Он так и сделал в следующий раз. Черт бы ее побрал! Вот тогда она прилипла к нему всерьез, подстерегала его на каждом шагу, звонила по телефону с утра до вечера.
Правда, он уже давно о ней не слыхал. Неужели она действительно стала шлюхой? Тогда это его вина!
Черт побери, в этом вонючем квартале нет ни одного автомата. У него по-настоящему испортилось настроение. Мало того, что он провел непристойно-нудный и мерзкий вечер у этого изголодавшегося поэта с его тощей бледной женой и двумя чахлыми юными отпрысками, теперь ему предстояло топать пешком через весь город. Нечего сказать, здорово его провели, черт бы их взял!
Он рассчитывал заключить сделку с этим поэтом, но поэт, да и жена его тоже, так высокопарно болтали о поэзии, об искусстве, о душе поэта… Как бы не так! Не станет же он, черт возьми, издавать стихи — какой дурак их купит!
Кругом ни души! Черт бы побрал и поэта и его жену, а как она была сентиментально счастлива… «Альберт такой талантливый, если бы ему повезло и он смог бы издать свои стихи…»
Только не у него! Не такой уж он болван, хотя это может прийти в голову, если посмотреть, как он тащится здесь среди ночи.
Что это там?
Впереди он увидел женскую фигуру, она медленно двигалась в том же направлении, что и он… Медленно! Неужто здесь, в этих краях! Впрочем, кто знает! Его бы это вполне устроило, после такого вечера было бы неплохо слегка развлечься. И он поспешил догнать ее.
Сзади она выглядела подходяще, полные ноги. Нет, это не заблуждение. Она идет медленно. Интересно, заметила она его или нет? Он внимательно оглядел ее: полновата, походка тяжелая. Может, из недорогих? В такое время да в таком месте. Часто они становятся более сговорчивы, прошатавшись долго без толку — можно сэкономить. Вообще-то он давно уже не имел дела с проститутками… Но для разнообразия. Не исключено, что эта — начинающая, они гораздо покладистей.
Возможно, конечно, что она вовсе и не проститутка, а просто огорчена чем-то, подавлена, может, ее бросил возлюбленный — в таких случаях всегда есть шанс стать утешителем!
Он поравнялся с ней, но лица ее разглядеть все еще не мог.
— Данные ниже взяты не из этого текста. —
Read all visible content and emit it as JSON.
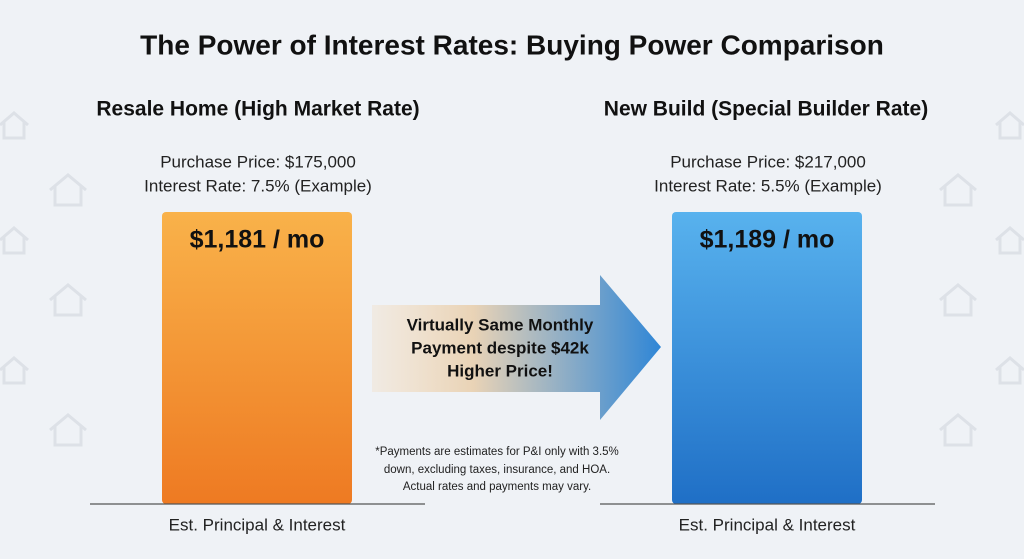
{
  "title": "The Power of Interest Rates: Buying Power Comparison",
  "left": {
    "heading": "Resale Home (High Market Rate)",
    "price": "Purchase Price: $175,000",
    "rate": "Interest Rate: 7.5% (Example)",
    "payment": "$1,181 / mo",
    "axis_label": "Est. Principal & Interest"
  },
  "right": {
    "heading": "New Build (Special Builder Rate)",
    "price": "Purchase Price: $217,000",
    "rate": "Interest Rate: 5.5% (Example)",
    "payment": "$1,189 / mo",
    "axis_label": "Est. Principal & Interest"
  },
  "arrow_text": [
    "Virtually Same Monthly",
    "Payment despite $42k",
    "Higher Price!"
  ],
  "footnote": [
    "*Payments are estimates for P&I only with 3.5%",
    "down, excluding taxes, insurance, and HOA.",
    "Actual rates and payments may vary."
  ]
}
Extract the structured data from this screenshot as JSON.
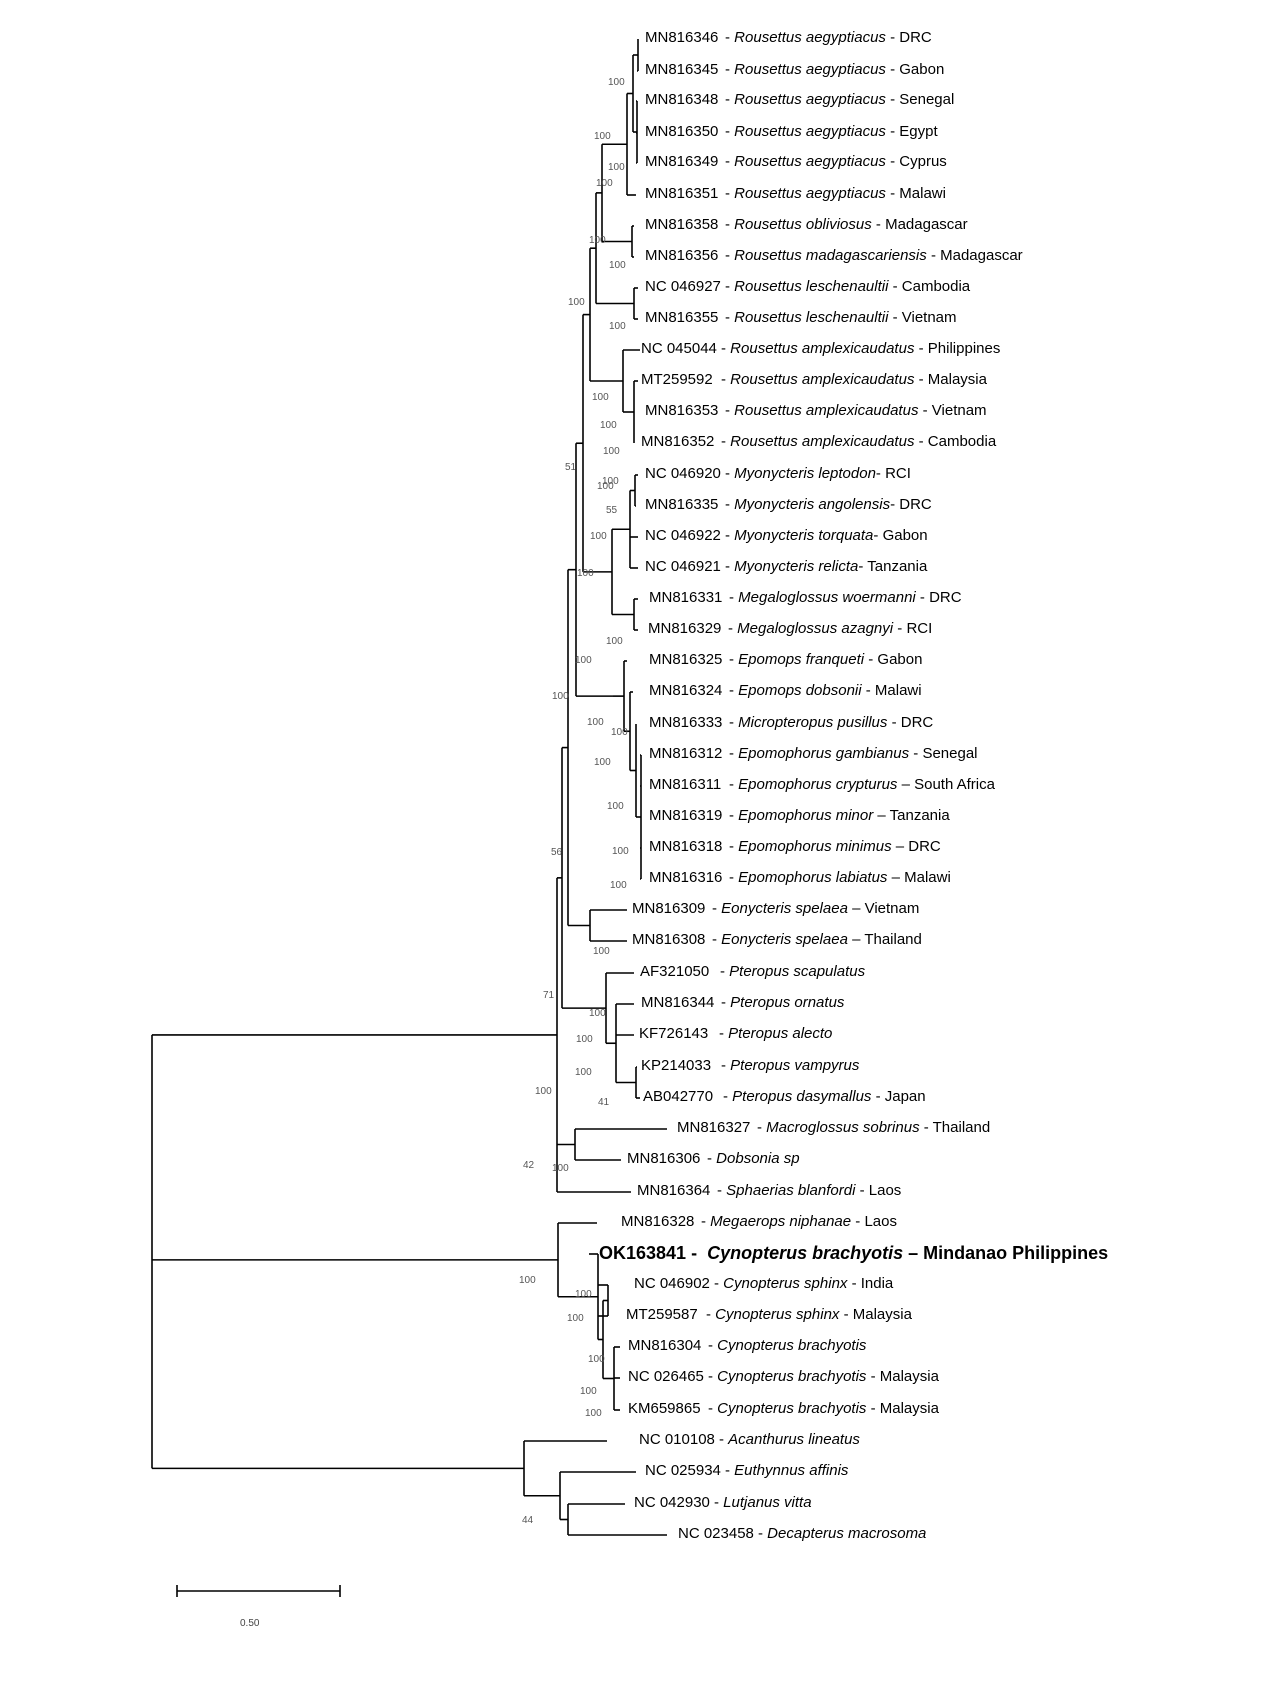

— Добрый вечер, — сказал он, приподняв шляпу, обычно это производило благоприятное впечатление.
Она обернулась к нему. Она оказалась старше, чем он предполагал, но не старая, разве что несколько утомленная, она взглянула на него большими темными удивленными глазами, отчего он испытал некоторую неуверенность.
— Ну, — начал он бодро, — вы, кажется, скучаете?
Он не знал, следует ли ему сразу же взять ее под руку. Вообще в ней было что-то…
— Или вы чем-то огорчены? — спросил он, стараясь, чтобы в его голосе прозвучало участие.
— Да, — ответила она удивительно серьезным и мрачным голосом. — Да, я огорчена, очень огорчена.
Это не предвещало ничего хорошего. Его тормоза сработали молниеносно, ему, черт побери, вовсе не хотелось оказаться впутанным в какую-нибудь историю, сохрани бог. Но, с другой стороны, отчего бы ему не поболтать с нею, пока им по пути? Смотаться можно в любой момент.
— Чем же вы огорчены?
— Ах, что толку говорить об этом, — сказала она.